Friday, July 4, 2014

The Special Hell Reserved for Asperger Females

Is it not understandable that at times Asperger females may be irritable?
Traditional Christian Myth, or "The Story of Man," goes like this: A female over-flowing with self-confidence contradicts the well-worn prejudice that women are inferior to men and therefore ought to be submissive in all things. As a young child on the track to being socialized into the "sisterhood" of self-denial, I soon discovered that it is a crime against God, Nature (not actual nature, but some trumped up feeble concept of nature) and of course, Men, for a female child to wander the world freely displaying equal confidence, intelligence, and expectations for success and fulfillment that males automatically demand. What
really irked me was that I was told that when I encountered a male who was less intelligent, that I was to act dumb and helpless. 
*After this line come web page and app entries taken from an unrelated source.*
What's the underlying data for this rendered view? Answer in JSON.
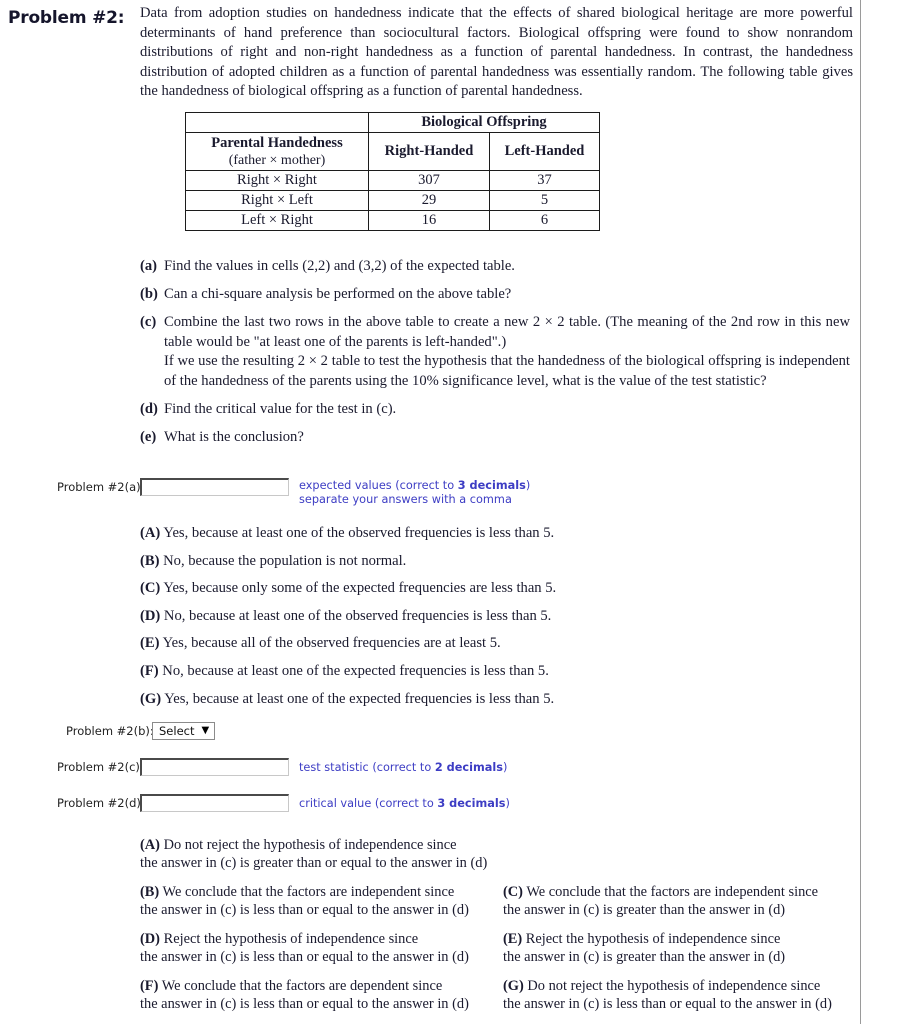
{
  "header": {
    "problem_label": "Problem #2:",
    "intro": "Data from adoption studies on handedness indicate that the effects of shared biological heritage are more powerful determinants of hand preference than sociocultural factors. Biological offspring were found to show nonrandom distributions of right and non-right handedness as a function of parental handedness. In contrast, the handedness distribution of adopted children as a function of parental handedness was essentially random. The following table gives the handedness of biological offspring as a function of parental handedness."
  },
  "table": {
    "group_header": "Biological Offspring",
    "row_header_main": "Parental Handedness",
    "row_header_sub": "(father × mother)",
    "columns": [
      "Right-Handed",
      "Left-Handed"
    ],
    "rows": [
      {
        "category": "Right × Right",
        "right_handed": "307",
        "left_handed": "37"
      },
      {
        "category": "Right × Left",
        "right_handed": "29",
        "left_handed": "5"
      },
      {
        "category": "Left × Right",
        "right_handed": "16",
        "left_handed": "6"
      }
    ]
  },
  "parts": {
    "a_tag": "(a)",
    "a_text": "Find the values in cells (2,2) and (3,2) of the expected table.",
    "b_tag": "(b)",
    "b_text": "Can a chi-square analysis be performed on the above table?",
    "c_tag": "(c)",
    "c_text_1": "Combine the last two rows in the above table to create a new 2 × 2 table. (The meaning of the 2nd row in this new table would be \"at least one of the parents is left-handed\".)",
    "c_text_2": "If we use the resulting 2 × 2 table to test the hypothesis that the handedness of the biological offspring is independent of the handedness of the parents using the 10% significance level, what is the value of the test statistic?",
    "d_tag": "(d)",
    "d_text": "Find the critical value for the test in (c).",
    "e_tag": "(e)",
    "e_text": "What is the conclusion?"
  },
  "answers": {
    "a": {
      "label": "Problem #2(a):",
      "value": "",
      "placeholder": "",
      "hint_line1_pre": "expected values (correct to ",
      "hint_line1_bold": "3 decimals",
      "hint_line1_post": ")",
      "hint_line2": "separate your answers with a comma"
    },
    "b": {
      "label": "Problem #2(b):",
      "selected": "Select",
      "caret": "▼"
    },
    "c": {
      "label": "Problem #2(c):",
      "value": "",
      "placeholder": "",
      "hint_pre": "test statistic (correct to ",
      "hint_bold": "2 decimals",
      "hint_post": ")"
    },
    "d": {
      "label": "Problem #2(d):",
      "value": "",
      "placeholder": "",
      "hint_pre": "critical value (correct to ",
      "hint_bold": "3 decimals",
      "hint_post": ")"
    }
  },
  "choices_b": [
    {
      "tag": "(A)",
      "text": "Yes, because at least one of the observed frequencies is less than 5."
    },
    {
      "tag": "(B)",
      "text": "No, because the population is not normal."
    },
    {
      "tag": "(C)",
      "text": "Yes, because only some of the expected frequencies are less than 5."
    },
    {
      "tag": "(D)",
      "text": "No, because at least one of the observed frequencies is less than 5."
    },
    {
      "tag": "(E)",
      "text": "Yes, because all of the observed frequencies are at least 5."
    },
    {
      "tag": "(F)",
      "text": "No, because at least one of the expected frequencies is less than 5."
    },
    {
      "tag": "(G)",
      "text": "Yes, because at least one of the expected frequencies is less than 5."
    }
  ],
  "choices_e": [
    {
      "tag": "(A)",
      "line1": "Do not reject the hypothesis of independence since",
      "line2": "the answer in (c) is greater than or equal to the answer in (d)"
    },
    {
      "tag": "(B)",
      "line1": "We conclude that the factors are independent since",
      "line2": "the answer in (c) is less than or equal to the answer in (d)"
    },
    {
      "tag": "(C)",
      "line1": "We conclude that the factors are independent since",
      "line2": "the answer in (c) is greater than the answer in (d)"
    },
    {
      "tag": "(D)",
      "line1": "Reject the hypothesis of independence since",
      "line2": "the answer in (c) is less than or equal to the answer in (d)"
    },
    {
      "tag": "(E)",
      "line1": "Reject the hypothesis of independence since",
      "line2": "the answer in (c) is greater than the answer in (d)"
    },
    {
      "tag": "(F)",
      "line1": "We conclude that the factors are dependent since",
      "line2": "the answer in (c) is less than or equal to the answer in (d)"
    },
    {
      "tag": "(G)",
      "line1": "Do not reject the hypothesis of independence since",
      "line2": "the answer in (c) is less than or equal to the answer in (d)"
    }
  ],
  "colors": {
    "hint_blue": "#3d3dc4",
    "text": "#1a1a2e",
    "rule": "#9a9a9a"
  }
}
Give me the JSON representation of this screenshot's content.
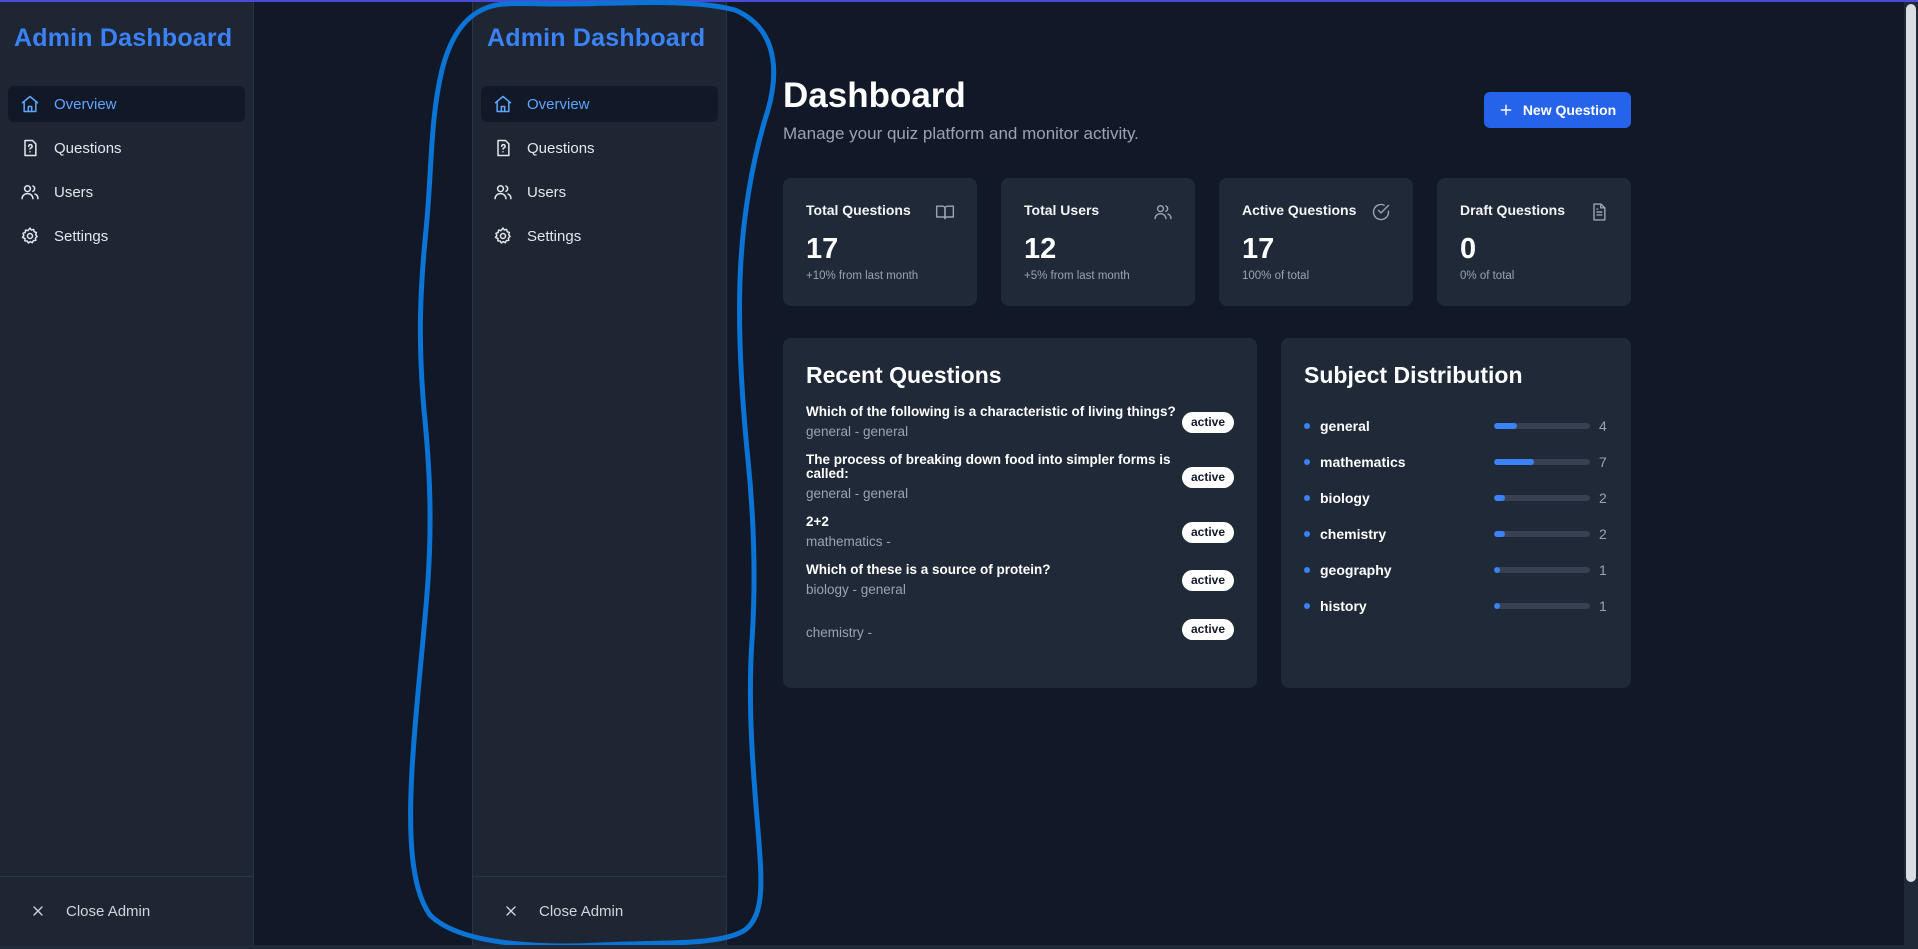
{
  "sidebar": {
    "title": "Admin Dashboard",
    "items": [
      {
        "label": "Overview",
        "icon": "home-icon",
        "active": true
      },
      {
        "label": "Questions",
        "icon": "question-file-icon",
        "active": false
      },
      {
        "label": "Users",
        "icon": "users-icon",
        "active": false
      },
      {
        "label": "Settings",
        "icon": "gear-icon",
        "active": false
      }
    ],
    "close_label": "Close Admin"
  },
  "header": {
    "title": "Dashboard",
    "subtitle": "Manage your quiz platform and monitor activity.",
    "new_button": "New Question"
  },
  "stats": [
    {
      "label": "Total Questions",
      "value": "17",
      "note": "+10% from last month",
      "icon": "book-icon"
    },
    {
      "label": "Total Users",
      "value": "12",
      "note": "+5% from last month",
      "icon": "users-icon"
    },
    {
      "label": "Active Questions",
      "value": "17",
      "note": "100% of total",
      "icon": "check-circle-icon"
    },
    {
      "label": "Draft Questions",
      "value": "0",
      "note": "0% of total",
      "icon": "document-icon"
    }
  ],
  "recent": {
    "title": "Recent Questions",
    "items": [
      {
        "question": "Which of the following is a characteristic of living things?",
        "meta": "general - general",
        "status": "active"
      },
      {
        "question": "The process of breaking down food into simpler forms is called:",
        "meta": "general - general",
        "status": "active"
      },
      {
        "question": "2+2",
        "meta": "mathematics -",
        "status": "active"
      },
      {
        "question": "Which of these is a source of protein?",
        "meta": "biology - general",
        "status": "active"
      },
      {
        "question": "",
        "meta": "chemistry -",
        "status": "active"
      }
    ]
  },
  "subjects": {
    "title": "Subject Distribution",
    "max": 17,
    "items": [
      {
        "name": "general",
        "count": 4
      },
      {
        "name": "mathematics",
        "count": 7
      },
      {
        "name": "biology",
        "count": 2
      },
      {
        "name": "chemistry",
        "count": 2
      },
      {
        "name": "geography",
        "count": 1
      },
      {
        "name": "history",
        "count": 1
      }
    ]
  },
  "colors": {
    "accent": "#3b82f6",
    "button": "#2563eb",
    "background": "#111827",
    "card": "#1f2937",
    "annotation": "#0b74d4"
  }
}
If it had been known at the time (1950-60s) that I was Asperger, my life would have been over: my brain handed on a platter to the Priests of psychology, for re-education, retraining, and possible water-boarding. I would have been  forced into drug-induced conformity. I would have heard ceaseless condemnations about how I was born without empathy, a theory of mind, or the ability to use my eyes properly. I escaped all this by being born in a pre-Asperger's Era: I made my own life out of what I had.

The sad irony is, that many males (grudgingly perhaps) did accept my peculiar female aberrance without much more than an initial statement of surprise; male coworkers and friends often noted my confidence and abilities as unusual, but not as unwelcome. As predicted, males who lacked confidence sometimes reacted badly, but again, males adapt; they adapt every day to being around more confident males.

The Hell that awaits Asperger girls is the special hatred that comes from the sisterhood, that self-aggregating gang of killer-cannibals who defend the status quo of female inferiority. No one who has seen these females in action can deny their blood lust; no female who has received their wrath can shake the shock of vicious betrayal by her own sex. The equality and trust that Asperger individuals crave from birth are dashed, like a baby seal being clubbed to death.

Yeah, this is what it feels like, ladies.